Critique

[critique ciné] Ils sont vivants: Jungle Fever à Calais

Dans Ils sont vivants, Marina Foïs voit sa vie chamboulée par l’irruption de l’amour et du désir en pleine Jungle de Calais.

Un jour de grand vent, un enterrement. Une femme blonde, les cheveux dans les yeux, s’agite de plus en plus, alors que la mise en terre s’éternise. Le vernis solennel de la situation est mis à mal par un détail technique: le cercueil ne rentre pas dans la tombe. Le défunt, c’est le mari de Béatrice, la femme blonde. On apprend au fil du film que son époux n’est pas mort en service, mais d’une cirrhose. Il y a comme une dissonance entre le héros célébré par ses amis, et l’homme qui partageait sa vie.

Le choc est grand quand Béatrice, infirmière en gériatrie la nuit, découvre au hasard d’une rencontre la Jungle de Calais.  » Je torche des vieux la nuit, c’est pas pour aider des Noirs et des Arabes en journée« , balance-t-elle à une bénévole qui lui demande si elle vient aider, alors qu’elle pensait simplement se débarrasser là des habits de feu son mari. Mais les regards qu’elle croise la trouble, à commencer par celui de Mokhtar, un enseignant iranien qui fait la grève de la faim. Sa vision du monde vacille. Ses convictions, qu’elle n’avait peut-être jamais vraiment interrogées, se fissurent de toutes parts. La passion charnelle et amoureuse qui la lie bientôt à Mokhtar, à laquelle elle s’efforce d’abord de résister, lui ouvre de nouveaux horizons. Lui ouvre le coeur et les yeux. Le racisme de ses proches lui saute soudainement aux yeux.

Jungle Fever à Calais

Marina Foïs époustouflante

Jérémie Elkaïm, comédien français et co-auteur il y a dix ans déjà de La guerre est déclarée, réalisé par Valérie Donzelli, signe avec Ils sont vivants son premier long métrage. Et on peut dire qu’il ne cède pas à la facilité en se lançant sur un sujet délicat, mêlant crise migratoire et imprégnation des idées de l’extrême droite, racisme ordinaire ou extraordinaire, et libération sexuelle et amoureuse.

À l’origine du projet, on retrouve la comédienne Marina Foïs, extrêmement convaincante dans le rôle de cette femme libérée par le désir, aussi bien émotionnellement qu’intellectuellement, inspirée par le récit autobiographique de Béatrice Huret, Calais mon amour, l’histoire d’une ex-militante du Front National qui tombe amoureuse d’un réfugié iranien qu’elle va aider à traverser la Manche.

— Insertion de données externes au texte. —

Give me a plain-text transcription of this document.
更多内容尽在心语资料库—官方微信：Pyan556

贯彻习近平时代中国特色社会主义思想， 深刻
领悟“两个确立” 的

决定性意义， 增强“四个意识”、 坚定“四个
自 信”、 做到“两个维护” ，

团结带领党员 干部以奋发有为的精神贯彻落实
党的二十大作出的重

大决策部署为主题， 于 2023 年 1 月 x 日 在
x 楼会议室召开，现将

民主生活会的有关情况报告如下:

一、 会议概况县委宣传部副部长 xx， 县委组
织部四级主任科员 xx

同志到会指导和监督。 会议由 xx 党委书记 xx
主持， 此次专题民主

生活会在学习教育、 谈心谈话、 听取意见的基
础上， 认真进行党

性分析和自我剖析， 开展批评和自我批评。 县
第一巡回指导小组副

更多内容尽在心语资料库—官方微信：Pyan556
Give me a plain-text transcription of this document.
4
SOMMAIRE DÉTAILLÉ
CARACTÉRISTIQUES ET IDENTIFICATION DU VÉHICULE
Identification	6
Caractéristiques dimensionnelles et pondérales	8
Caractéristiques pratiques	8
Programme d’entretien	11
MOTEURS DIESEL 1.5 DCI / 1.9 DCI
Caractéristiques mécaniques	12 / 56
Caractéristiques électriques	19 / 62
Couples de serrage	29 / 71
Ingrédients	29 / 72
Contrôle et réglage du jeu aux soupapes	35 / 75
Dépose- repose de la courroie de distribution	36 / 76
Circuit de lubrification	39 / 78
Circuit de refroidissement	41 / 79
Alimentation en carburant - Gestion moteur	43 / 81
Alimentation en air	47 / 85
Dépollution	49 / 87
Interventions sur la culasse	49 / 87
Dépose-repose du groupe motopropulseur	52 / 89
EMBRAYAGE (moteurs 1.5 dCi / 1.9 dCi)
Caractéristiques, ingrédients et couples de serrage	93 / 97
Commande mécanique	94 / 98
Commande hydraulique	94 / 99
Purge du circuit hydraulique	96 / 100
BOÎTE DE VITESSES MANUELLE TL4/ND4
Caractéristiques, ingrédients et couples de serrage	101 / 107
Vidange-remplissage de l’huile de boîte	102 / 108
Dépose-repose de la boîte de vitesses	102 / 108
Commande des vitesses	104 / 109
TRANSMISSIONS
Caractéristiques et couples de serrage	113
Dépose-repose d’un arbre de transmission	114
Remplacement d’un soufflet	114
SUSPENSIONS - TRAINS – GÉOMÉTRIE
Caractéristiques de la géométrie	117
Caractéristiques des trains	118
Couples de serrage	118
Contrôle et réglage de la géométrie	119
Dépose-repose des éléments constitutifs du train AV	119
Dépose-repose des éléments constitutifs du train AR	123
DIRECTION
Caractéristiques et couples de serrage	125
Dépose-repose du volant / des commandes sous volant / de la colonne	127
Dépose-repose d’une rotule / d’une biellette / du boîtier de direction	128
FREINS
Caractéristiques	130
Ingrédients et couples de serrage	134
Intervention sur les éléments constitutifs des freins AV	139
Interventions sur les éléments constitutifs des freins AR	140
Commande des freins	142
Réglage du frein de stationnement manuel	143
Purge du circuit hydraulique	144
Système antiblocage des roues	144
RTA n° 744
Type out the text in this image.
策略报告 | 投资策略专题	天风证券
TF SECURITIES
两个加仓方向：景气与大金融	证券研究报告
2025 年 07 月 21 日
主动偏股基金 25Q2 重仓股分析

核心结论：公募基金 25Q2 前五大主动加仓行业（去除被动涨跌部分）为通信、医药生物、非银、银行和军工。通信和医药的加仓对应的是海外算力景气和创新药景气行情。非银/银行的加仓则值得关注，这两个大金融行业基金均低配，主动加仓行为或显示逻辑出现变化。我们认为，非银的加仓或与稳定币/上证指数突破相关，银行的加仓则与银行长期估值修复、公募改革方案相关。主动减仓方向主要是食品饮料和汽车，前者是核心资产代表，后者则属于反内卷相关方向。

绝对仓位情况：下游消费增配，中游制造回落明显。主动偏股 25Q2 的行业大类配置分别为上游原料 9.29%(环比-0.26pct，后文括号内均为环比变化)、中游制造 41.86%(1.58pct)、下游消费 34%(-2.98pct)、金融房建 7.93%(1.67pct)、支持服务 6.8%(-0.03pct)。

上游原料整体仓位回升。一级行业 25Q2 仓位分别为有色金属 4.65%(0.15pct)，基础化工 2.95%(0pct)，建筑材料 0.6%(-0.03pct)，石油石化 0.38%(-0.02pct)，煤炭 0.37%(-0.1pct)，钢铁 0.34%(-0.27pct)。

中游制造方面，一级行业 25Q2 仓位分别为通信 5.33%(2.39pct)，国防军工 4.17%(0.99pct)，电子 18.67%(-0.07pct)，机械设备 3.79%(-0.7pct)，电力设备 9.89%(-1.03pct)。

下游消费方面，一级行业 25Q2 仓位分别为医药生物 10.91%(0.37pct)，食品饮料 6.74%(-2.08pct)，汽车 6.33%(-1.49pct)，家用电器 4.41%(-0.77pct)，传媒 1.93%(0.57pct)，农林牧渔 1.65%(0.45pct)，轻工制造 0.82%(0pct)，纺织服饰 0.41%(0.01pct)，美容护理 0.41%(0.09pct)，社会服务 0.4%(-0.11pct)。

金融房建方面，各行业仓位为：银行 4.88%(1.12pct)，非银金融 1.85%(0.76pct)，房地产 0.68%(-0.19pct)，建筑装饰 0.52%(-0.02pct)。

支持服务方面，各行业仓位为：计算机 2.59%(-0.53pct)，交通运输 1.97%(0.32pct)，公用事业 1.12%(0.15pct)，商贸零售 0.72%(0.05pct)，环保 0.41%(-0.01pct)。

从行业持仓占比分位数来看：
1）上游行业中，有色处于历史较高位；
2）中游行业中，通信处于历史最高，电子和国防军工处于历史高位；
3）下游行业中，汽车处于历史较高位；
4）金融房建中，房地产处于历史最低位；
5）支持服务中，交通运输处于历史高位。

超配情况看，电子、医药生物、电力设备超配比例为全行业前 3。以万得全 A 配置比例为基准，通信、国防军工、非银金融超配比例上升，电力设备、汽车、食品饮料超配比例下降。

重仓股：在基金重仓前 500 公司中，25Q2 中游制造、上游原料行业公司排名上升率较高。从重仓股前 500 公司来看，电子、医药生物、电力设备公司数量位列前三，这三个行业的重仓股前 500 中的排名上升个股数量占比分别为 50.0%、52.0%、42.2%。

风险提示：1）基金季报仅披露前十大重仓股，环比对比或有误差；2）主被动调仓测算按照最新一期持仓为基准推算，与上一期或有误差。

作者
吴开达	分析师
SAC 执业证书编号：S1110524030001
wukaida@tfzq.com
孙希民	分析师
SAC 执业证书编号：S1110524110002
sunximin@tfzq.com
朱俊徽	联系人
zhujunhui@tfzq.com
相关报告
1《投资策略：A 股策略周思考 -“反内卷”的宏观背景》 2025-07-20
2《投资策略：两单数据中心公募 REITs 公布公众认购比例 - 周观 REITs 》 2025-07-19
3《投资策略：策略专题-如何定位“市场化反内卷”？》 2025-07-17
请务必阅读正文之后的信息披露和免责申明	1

La difficulté pour Jérémie Elkaïm était de ne pas tomber dans le piège d’un manichéisme mortifère, de saisir la complexité des motivations de chacun, des deux héros bien sûr, mais aussi et peut-être surtout des personnages secondaires qui gravitent autour d’eux (on pense notamment au personnage de journaliste incarnée par Laetitia Dosch). Il opte pour un style réaliste et cru, qui laisse place aussi à l’humour, qui parfois débloque des situations ou les rend plus respirables, tout en balayant du revers de la main toute tentation moralisatrice, ou accusation de bien-pensance.

Ils sont vivants

de Jérémie Elkaïm. Avec Marina Foïs, Seear Kohi, Laetitia Dosch. 1 h 52. Sortie: 23/02.